The 67th Annual ABC Rodeo kicked-off in Lubbock on Thursday. Three shows were held in the City Bank Coliseum, with a finale on Saturday night.
“You have to be stupid to do it,” Stirling said, with a smile. “All you’re doing is beating your body up day after day.”
Stirling said he focuses on mental and physical preparation before each rodeo performance. He said he researches the bulls he rides the same way a football player researches football plays.
“It takes a lot of mental work and a good head on your shoulders,” Stirling said. “You have to take care of your body and stretch each day.”

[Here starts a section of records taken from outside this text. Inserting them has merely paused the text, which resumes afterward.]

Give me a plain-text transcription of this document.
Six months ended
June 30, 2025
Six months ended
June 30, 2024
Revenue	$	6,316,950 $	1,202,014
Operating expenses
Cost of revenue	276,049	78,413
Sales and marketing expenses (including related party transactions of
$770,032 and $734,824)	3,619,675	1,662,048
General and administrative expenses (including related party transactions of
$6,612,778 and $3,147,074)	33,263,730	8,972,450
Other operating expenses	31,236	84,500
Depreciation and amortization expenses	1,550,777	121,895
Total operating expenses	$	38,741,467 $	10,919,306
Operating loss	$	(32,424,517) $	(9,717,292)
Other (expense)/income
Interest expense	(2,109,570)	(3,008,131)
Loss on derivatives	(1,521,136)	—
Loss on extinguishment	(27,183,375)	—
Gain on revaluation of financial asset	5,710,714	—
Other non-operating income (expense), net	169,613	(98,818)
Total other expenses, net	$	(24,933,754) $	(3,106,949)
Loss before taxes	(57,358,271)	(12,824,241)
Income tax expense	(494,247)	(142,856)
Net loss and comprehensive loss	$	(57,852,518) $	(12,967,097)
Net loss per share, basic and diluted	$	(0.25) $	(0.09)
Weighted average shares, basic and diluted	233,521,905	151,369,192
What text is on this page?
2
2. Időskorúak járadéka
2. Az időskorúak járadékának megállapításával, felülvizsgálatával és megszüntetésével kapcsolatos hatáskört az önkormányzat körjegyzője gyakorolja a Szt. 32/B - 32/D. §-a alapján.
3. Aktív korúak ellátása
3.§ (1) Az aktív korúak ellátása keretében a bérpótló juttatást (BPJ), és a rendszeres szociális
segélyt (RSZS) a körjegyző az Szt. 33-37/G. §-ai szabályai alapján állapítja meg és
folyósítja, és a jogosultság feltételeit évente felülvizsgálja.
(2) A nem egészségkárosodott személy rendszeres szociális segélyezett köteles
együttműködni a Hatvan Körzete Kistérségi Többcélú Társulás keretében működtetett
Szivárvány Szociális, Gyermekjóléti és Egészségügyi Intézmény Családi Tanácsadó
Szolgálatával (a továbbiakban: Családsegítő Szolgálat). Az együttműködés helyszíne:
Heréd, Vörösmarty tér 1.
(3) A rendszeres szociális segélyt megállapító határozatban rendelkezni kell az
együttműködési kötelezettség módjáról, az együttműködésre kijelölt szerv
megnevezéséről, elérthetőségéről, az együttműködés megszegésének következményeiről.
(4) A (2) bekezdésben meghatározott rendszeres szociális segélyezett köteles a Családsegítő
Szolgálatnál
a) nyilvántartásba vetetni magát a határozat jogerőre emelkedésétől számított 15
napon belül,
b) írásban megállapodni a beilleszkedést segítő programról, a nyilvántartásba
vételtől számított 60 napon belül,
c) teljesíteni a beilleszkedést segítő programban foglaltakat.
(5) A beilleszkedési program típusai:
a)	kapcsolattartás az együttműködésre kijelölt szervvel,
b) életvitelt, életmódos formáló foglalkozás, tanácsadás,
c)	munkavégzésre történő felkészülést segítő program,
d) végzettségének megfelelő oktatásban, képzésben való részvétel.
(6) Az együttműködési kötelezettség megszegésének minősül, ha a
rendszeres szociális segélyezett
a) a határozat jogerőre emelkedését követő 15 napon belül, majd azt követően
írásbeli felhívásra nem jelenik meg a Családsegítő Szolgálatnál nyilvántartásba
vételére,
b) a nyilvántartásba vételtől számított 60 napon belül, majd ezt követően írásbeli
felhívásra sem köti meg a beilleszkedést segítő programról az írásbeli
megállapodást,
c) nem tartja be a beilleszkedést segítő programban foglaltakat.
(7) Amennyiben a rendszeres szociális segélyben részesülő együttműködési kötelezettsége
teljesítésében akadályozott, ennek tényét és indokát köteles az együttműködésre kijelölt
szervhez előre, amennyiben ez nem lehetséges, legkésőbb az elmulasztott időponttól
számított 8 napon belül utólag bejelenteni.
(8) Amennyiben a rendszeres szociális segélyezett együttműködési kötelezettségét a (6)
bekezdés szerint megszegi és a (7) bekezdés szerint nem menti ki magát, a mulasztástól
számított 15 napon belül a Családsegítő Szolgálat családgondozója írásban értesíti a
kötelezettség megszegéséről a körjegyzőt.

Stirling said he first rode a bull at 7-years-old, following in the steps of his father, who is a professional bull rider. Even though his rodeo experience involves a few injuries, Stirling said he is still willing to ride.
“At the end of the day winning takes a lot of the pain away,” Stirling said.
The rodeo offered family entertainment, shopping, and the opportunity to give back to a local organization.
Mike Redeker, past chairman of the ABC Rodeo, said proceeds from the rodeo go to the Lubbock Boys and Girls Club.
“Over the last 67 years we have raised over $1 million for the Boys and Girls Club of Lubbock,” Redeker said.
Redeker said, for the organizing committee, the rodeo is a weekend-long commitment that involves organizing events, bringing in dirt for the rodeo and helping with setup. On Saturday, Lubbock Boys and Girls Club members were on hand to eat hamburgers and watch the events.
Redeker said rodeo events such as bull riding, bronc riding, calf roping, steer wrestling and barrel racing are popular events for the audience to watch. “Muttin Bustin,” an event where children ride sheep, was a highlight for some audience members.
Anita Wright, a rodeo spectator from Anton, Texas, said she likes the rodeo because of the family entertainment.
“I’ve been coming for probably the last 35 years,” Wright said. “I like to watch the bronc riding and bull riding.”
Besides the rodeo events, Wright said she enjoys looking at the booths staffed by local vendors.
“Even though I come to watch the entertainment, I do end up shopping in the end,” Wright said.
Chance Barkley, a salesman for Flint Hat and Boot Shop, said the shop hosts a booth to promote its business to Lubbock and surrounding communities.
“We’re out here to try to drum up some business,” Barkley said. “The rodeo brings a lot of people from surrounding communities to Lubbock. We even had some people come through that were from Canada.”
Steve Brown, a rodeo spectator from Vernon, Texas, said a rodeo brings professional events to communities that usually do not see many.
“In a smaller community, rodeos bring a professional sport to people who usually do not get to see one,” said Brown, an experienced rodeo organizer.
Also a spectator, Brown said he likes to bring his family to the rodeo, especially his granddaughter.
“She likes to run around and look at the horses,” Brown said. “I couldn’t think of a better way to spend the weekend.”